ST. GEORGE — Eight months after being drained and chemically treated to eliminate three fish species that had been illegally introduced into Kolob Reservoir, wildlife officials made a visit this week to look for remaining signs of the unwanted fish.
“We were successful as far as we can tell,” Richard Hepworth, aquatics manager for the Utah Division of Wildlife Resources, said Thursday.
In early September 2018 it was announced by the DWR and Washington County Water Conservancy District that Kolob would be drained and subject to rotenone treatment. This was in response to discovering that three species of fish – yellow perch, green sunfish and bluegill – had been illegally stocked in the reservoir by an unknown party.
Two of the illegal fish posed a particular threat to the trout stocked at the reservoir by DWR, Hepworth said. The fish were also considered a threat to the endangered fish in the Virgin River should they somehow make it into the river system
“Moving fish around can cause a lot of problems and cost a lot of money,” Hepworth said.

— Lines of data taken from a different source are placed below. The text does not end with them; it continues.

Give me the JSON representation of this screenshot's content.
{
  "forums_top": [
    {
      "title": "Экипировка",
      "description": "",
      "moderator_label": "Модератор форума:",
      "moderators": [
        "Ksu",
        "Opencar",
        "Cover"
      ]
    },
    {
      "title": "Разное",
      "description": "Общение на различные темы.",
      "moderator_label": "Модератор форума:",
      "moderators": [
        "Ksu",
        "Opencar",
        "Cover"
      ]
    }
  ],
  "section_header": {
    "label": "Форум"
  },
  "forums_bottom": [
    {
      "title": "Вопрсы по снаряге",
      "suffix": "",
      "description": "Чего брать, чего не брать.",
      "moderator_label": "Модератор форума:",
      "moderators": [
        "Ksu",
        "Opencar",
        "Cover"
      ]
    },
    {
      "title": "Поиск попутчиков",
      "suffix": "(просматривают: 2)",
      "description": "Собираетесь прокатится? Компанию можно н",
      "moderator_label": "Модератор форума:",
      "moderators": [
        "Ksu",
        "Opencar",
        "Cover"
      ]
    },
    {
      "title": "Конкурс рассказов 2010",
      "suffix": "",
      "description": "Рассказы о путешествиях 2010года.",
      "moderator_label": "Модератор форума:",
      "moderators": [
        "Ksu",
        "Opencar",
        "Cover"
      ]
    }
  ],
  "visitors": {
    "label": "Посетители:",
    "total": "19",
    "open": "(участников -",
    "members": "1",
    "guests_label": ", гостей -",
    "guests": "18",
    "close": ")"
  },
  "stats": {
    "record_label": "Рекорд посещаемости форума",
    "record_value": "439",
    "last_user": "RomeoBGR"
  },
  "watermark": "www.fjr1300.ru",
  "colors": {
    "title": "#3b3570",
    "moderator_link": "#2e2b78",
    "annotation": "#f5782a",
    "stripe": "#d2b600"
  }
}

According to the DWR, among the problems the transplanted fish can create involve outcompeting native fish for food sources, carrying parasites and pathogens that can harm native fish, preying on native fish, and surviving and reproducing to the point of becoming an invasive species.
The dumping of illegal fish, usually pets like gold fish, into outdoor bodies of water is illegal under state law. It has also led to the DWR’s “Don’t ditch a fish” campaign which usually takes the form of a warning sign posted next to a pond or other body of water.
The reservoir was subsequently drained. Remaining areas were treated with the rotenone, a natural product derived from the roots of South American plants. It’s specifically toxic to gilled organisms because it interrupts oxygen uptake from the water at the cellular level. It also completely decomposes without leaving any harmful residue.
With the above average snowpack that Southern Utah and much of the state experienced over the winter, Kolob Reservoir refilled and soon it came time for wildlife officials to check it for any signs of the illegal fish.
Hepworth and his people went out on the water Monday and Tuesday with nets in order to catch any fish, but ultimately pulled out empty nets. On Wednesday and Thursday, they began restocking the Kolob reservoir with trout.
Anglers shouldn’t get too excited about the news though, at least not yet.
“Fishing will be a little bit tough this first year” after restocking, Hepworth said.
Food for the reintroduced fish will be plentiful so not as many may be drawn to an angler’s bait. This will change in time, however.
“Fishing should be back to normal by next year,” Hepworth said.
In 2015, Gunlock Reservoir had to be drained and rotenone-treated due to illegally-stocked fish.
Wildlife and water officials have also had to deal with illegal smallmouth bass introduced at the Quail Creek Reservoir. While efforts to remove the fish have helped keep the population from expanding, rotenone treatment remains a possibility.
“Visitation to our reservoirs has increased significantly, and we’re happy to see so many guests using and enjoying the reservoirs for a variety of recreational purposes,” said Ron Thompson, water district general manager. “But we have to remember that the primary purpose of a reservoir is to store the water that’s needed for our residents and businesses. Actions that interfere with this primary purpose are disconcerting.”
The DWR, water district and sportsman groups have offered a $3,000 reward for information leading to the conviction of the parties responsible for illegally stocking the fish at Kolob.
If convicted, consequences could include paying the cost to treat the reservoir, which is estimated to run between $15,000 and $20,000, according to the DWR.